We loved the flavor and especially the smokiness roasted spaghetti squash noodle imparted to our noodle soups. The crunchiness was also a novel and welcome addition to the noodle soup experience. Still, sometimes we missed the resilience of traditional noodles. And sometimes, we did not achieve smokiness before the squash strands turned mushy. When the always inspiring Cooking Issues blog did an article on the wonders of lime paste in Central American and Asian cuisine, we thought we might have a technique to help us with our quandaries.
Calcium hydroxide ( Ca(OH)2 ) in lime paste is a potent modulator of food texture. Specifically relevant to our case, Ca(OH)2 cross-links fruit pectins to produce crunchier, more resilient cooked fruits. The example in the Cooking Issues article was the Thai technique of soaking bananas in lime water before frying.
The first step was to make slaked lime. Ca(OH)2 is only weakly soluble in water, so lime powder + water tends to produce a saturated solution + a little less lime powder that needs to settle. Once the solution cleared, we had our slaked lime.
Spaghetti squash quarters were soaked for 0, 15, 30 (usual banana soaking time), and 45 minutes. They were then roasted at 375 degrees for half an hour. After an initial taste test, they were microwaved for another 2 minutes on high.
After roasting, the different squash quarters were not much different from each other texturally. The 30′ and 45′ soaked squash took on a slight hint of the minerally (cementy according to Cooking Issue) smell of Ca(OH)2. Surprisingly, this addition made the squash smell more like noodles. Or unsurprisingly as a great many noodles are made by alkaline modification of grains starch.

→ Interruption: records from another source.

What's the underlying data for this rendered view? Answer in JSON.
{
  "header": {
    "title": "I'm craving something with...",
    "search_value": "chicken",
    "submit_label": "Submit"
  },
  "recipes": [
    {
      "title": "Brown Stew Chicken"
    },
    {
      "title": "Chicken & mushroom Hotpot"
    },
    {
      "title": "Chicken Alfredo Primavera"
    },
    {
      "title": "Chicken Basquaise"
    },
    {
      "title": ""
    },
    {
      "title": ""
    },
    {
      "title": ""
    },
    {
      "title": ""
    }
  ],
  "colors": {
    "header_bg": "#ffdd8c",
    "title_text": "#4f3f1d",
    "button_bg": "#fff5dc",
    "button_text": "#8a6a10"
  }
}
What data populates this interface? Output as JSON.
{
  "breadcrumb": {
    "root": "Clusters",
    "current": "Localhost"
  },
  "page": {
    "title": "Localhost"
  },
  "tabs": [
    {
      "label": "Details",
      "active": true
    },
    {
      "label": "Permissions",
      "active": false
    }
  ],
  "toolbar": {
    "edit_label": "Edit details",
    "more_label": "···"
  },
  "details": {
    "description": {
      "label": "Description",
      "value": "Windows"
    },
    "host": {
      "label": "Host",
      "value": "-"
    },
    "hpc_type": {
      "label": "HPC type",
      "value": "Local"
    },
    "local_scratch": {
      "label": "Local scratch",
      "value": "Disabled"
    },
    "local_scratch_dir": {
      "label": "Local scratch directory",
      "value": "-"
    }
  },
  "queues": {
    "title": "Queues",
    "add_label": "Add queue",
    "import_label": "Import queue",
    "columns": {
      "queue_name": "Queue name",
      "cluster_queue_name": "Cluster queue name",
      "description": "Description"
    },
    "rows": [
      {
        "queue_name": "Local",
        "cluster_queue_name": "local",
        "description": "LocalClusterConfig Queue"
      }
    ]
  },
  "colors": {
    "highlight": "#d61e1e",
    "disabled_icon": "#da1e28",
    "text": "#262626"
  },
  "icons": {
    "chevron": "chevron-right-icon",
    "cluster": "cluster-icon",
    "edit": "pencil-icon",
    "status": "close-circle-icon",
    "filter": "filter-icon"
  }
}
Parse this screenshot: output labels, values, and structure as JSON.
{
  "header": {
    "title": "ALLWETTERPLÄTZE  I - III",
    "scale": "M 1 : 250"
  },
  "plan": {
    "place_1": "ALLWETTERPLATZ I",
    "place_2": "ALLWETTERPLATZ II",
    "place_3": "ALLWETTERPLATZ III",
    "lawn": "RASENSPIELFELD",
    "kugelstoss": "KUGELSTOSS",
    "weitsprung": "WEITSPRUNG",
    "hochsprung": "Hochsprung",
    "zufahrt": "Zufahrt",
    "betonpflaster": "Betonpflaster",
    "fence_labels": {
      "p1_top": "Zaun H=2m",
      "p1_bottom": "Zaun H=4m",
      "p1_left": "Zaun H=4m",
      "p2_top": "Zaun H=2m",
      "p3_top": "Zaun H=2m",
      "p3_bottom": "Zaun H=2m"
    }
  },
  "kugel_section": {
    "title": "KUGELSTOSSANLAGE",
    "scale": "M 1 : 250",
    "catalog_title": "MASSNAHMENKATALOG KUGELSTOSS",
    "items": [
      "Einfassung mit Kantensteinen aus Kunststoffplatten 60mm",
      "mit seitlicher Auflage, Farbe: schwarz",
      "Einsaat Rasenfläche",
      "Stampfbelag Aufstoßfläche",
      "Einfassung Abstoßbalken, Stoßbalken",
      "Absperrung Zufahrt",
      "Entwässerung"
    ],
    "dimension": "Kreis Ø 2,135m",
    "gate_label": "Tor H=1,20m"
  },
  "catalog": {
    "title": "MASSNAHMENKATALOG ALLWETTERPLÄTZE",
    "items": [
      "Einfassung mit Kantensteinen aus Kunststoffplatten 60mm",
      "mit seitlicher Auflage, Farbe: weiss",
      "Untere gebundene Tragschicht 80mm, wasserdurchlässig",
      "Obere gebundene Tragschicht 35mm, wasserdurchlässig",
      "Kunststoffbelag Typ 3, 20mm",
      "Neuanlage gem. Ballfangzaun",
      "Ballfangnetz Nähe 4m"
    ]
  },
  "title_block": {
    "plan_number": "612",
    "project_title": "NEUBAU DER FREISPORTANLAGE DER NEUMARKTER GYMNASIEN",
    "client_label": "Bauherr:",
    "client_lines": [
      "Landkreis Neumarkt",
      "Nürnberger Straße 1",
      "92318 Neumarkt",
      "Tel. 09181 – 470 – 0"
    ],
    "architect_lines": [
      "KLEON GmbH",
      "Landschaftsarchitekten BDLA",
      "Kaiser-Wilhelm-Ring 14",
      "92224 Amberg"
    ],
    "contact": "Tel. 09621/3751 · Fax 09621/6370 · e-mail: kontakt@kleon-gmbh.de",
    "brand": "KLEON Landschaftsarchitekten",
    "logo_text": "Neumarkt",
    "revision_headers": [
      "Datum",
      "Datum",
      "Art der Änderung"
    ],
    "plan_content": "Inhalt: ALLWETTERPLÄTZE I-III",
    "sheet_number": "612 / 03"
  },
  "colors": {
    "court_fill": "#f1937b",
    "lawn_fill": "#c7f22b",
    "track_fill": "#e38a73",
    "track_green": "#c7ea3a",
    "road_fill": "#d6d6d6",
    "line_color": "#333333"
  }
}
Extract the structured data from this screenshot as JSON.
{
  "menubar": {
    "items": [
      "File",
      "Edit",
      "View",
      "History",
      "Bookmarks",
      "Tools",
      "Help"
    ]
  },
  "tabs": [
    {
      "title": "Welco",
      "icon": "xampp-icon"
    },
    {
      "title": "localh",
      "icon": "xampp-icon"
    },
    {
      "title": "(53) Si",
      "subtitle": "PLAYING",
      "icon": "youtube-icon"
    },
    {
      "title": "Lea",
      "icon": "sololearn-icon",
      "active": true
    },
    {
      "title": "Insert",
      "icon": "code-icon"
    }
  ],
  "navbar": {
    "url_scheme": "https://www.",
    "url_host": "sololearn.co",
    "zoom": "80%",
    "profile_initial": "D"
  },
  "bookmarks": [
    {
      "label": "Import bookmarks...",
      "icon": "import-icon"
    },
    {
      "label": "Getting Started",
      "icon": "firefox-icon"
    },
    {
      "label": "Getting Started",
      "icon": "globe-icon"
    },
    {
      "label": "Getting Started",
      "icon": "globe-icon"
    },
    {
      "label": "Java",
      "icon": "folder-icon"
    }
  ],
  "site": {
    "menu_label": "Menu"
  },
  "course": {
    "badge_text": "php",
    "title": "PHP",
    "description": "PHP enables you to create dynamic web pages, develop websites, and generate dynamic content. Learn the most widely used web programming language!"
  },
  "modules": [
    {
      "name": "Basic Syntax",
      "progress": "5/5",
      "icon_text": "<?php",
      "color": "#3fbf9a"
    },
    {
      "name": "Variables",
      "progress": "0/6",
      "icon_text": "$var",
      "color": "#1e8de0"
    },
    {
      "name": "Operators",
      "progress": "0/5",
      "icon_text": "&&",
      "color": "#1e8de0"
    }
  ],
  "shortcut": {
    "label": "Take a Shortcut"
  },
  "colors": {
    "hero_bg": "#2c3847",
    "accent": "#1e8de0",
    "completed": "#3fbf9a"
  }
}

After microwaving, the untreated and 15′ squash quarters were mushy, so the two steps of cooking simulated a less than perfect day in the oven. Encouragingly, the 30′ and 45′ squash quarters remained crunchy with overcooking. Perhaps finer adjustments of soaking and cooking time would produce a crunchy outer layer and a soft core. However, the resilience of noodles was still missing. I wonder how we can achieve that.
In conclusion, Ca(OH)2 treatment of spaghetti squash produced a dose-dependent protection of crunchiness while adding a noodlelike aroma to spaghetti squash. Definitely worth pursuing further.